Sesame Street, the award-winning children's program turns 50 this year. As the iconic TV program has aged, it has managed to stay musically apace with its forever-young audience. It's not an easy task, but it's one that the show's creators prioritize for the sake of children's education. While Big Bird, Elmo & co. paid a visit to the Tiny Desk, Sesame Street's Senior Vice President of Curriculum and Content Rosemarie Truglio and Musical Director Bill Sherman spoke about making music for the show through the decades.

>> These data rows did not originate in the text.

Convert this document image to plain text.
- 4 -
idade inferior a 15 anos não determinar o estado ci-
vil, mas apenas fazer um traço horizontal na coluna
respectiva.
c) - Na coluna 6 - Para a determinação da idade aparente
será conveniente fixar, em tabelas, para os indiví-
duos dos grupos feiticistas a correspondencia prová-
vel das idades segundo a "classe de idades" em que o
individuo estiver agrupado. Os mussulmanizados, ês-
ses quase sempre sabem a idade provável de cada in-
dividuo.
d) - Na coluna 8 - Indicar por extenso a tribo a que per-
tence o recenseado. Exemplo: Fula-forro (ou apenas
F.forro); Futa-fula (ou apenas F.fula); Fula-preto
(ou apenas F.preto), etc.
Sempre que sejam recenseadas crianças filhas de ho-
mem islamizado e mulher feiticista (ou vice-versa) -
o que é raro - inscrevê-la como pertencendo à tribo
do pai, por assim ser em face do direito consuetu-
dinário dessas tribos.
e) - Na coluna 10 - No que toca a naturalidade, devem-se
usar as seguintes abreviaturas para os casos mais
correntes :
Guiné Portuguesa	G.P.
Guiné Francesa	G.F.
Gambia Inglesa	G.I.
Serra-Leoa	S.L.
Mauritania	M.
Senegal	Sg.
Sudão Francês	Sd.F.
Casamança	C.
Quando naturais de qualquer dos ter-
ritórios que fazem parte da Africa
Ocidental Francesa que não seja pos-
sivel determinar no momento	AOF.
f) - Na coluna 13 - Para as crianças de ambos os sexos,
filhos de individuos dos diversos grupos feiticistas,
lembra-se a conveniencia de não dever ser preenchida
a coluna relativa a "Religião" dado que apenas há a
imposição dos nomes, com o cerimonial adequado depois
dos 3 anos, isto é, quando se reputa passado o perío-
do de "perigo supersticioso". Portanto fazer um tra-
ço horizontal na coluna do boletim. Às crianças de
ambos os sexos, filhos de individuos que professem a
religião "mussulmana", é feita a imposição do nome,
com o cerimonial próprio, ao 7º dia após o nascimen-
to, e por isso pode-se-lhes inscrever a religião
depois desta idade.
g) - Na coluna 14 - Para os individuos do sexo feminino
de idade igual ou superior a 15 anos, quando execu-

"The show is driven by what we call a whole-child curriculum, to help kids get ready for school," Truglio explains. This curriculum covers personal health and social emotional development in addition to academic skills. For instance, Truglio suggests, think of the lyrics in the Sesame Street classic "Sing," written for the show in 1971. "[That song] is about the importance of music in your life, and that you make music with your voice," she says. "And it's about confidence. 'Sing a song and be proud of how you're singing; don't worry about how your voice sounds.'"
From 1969 to 2019, the music of Sesame Street has aimed to educate young audiences. Sesame Street's central educational goal has held steady over the years, but its sound has not. What Sherman describes as a vaudeville-esque sound in the earliest seasons of the 1960s and '70s shifted into genres more contemporary to the decades that followed. In recent seasons, guest stars like Nick Jonas and will.i.am have performed Sesame Street originals on the show.